The Canadian dollar is ditching its close shadowing of yield spreads, clearing the way for other metrics to drive the currency, as interest rate hike cycles in North America become more established and investors bet on a weaker greenback.
The loonie has tended to closely track the gap in yield between Canada's 2-year bond and its US equivalent. But the currency and the yield spread have been heading in opposite directions since the beginning of the year. The weakened link could indicate that investors who bet on the direction of the Canadian dollar need to pay more attention to other catalysts for the currency, such as capital flows and oil prices.
"The two-year spread will become less important as the (rate hike) cycle becomes more predictable or as other drivers become more dominant," said Mark McCormick, North American head of FX Strategy at TD Securities. The link to yield spreads has also loosened for some other major currencies, such as the euro, after the US dollar broadly fell since November even as the Federal Reserve continued to raise interest rates.
But investors in the Canadian dollar had become used to a nearly perfectly positive correlation between the currency and spreads after the Bank of Canada raised interest rates three times since July, to leave the benchmark rate at 1.25 percent. The Canadian dollar has completely ignored the shift in yield spreads after having been "attached to the hip" in the second half of last year, said Shaun Osborne, chief currency strategist at Scotiabank.

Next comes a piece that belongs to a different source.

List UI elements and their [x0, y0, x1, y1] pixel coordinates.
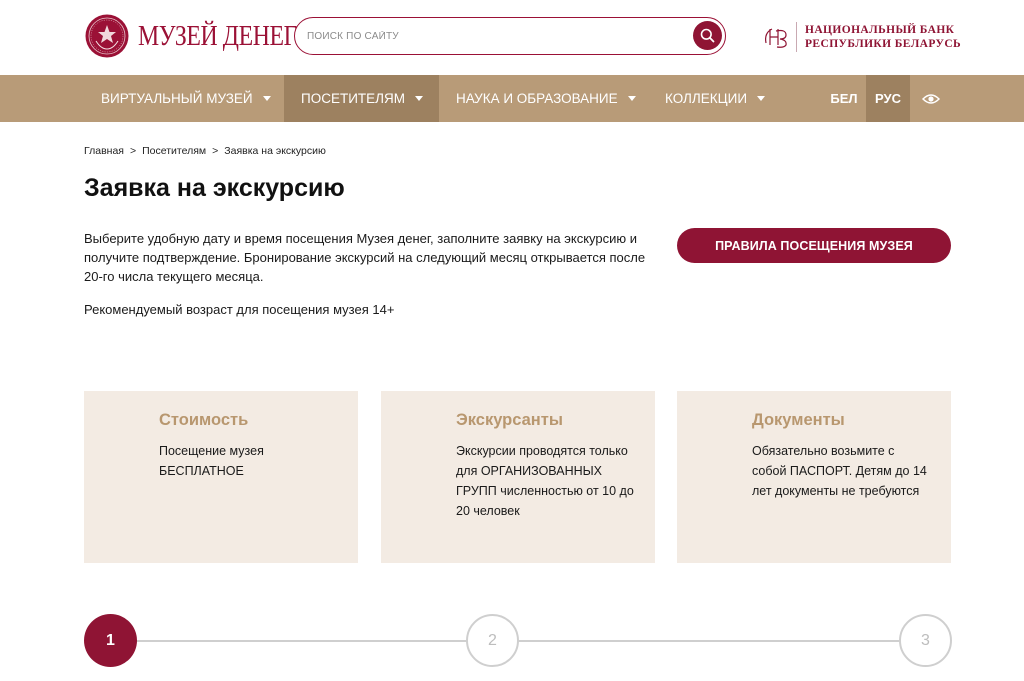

His model estimates the fair value of the loonie at around C$1.2950, much weaker than the C$1.2300 level it was trading at on Thursday. "It rather suggests you are seeing a broader move out of US assets," Osborne said.
Investors are anticipating that global capital flows will shift in favor of currencies other than the greenback, should the European Central Bank and the Bank of Japan terminate massive bond buying programs, strategists said.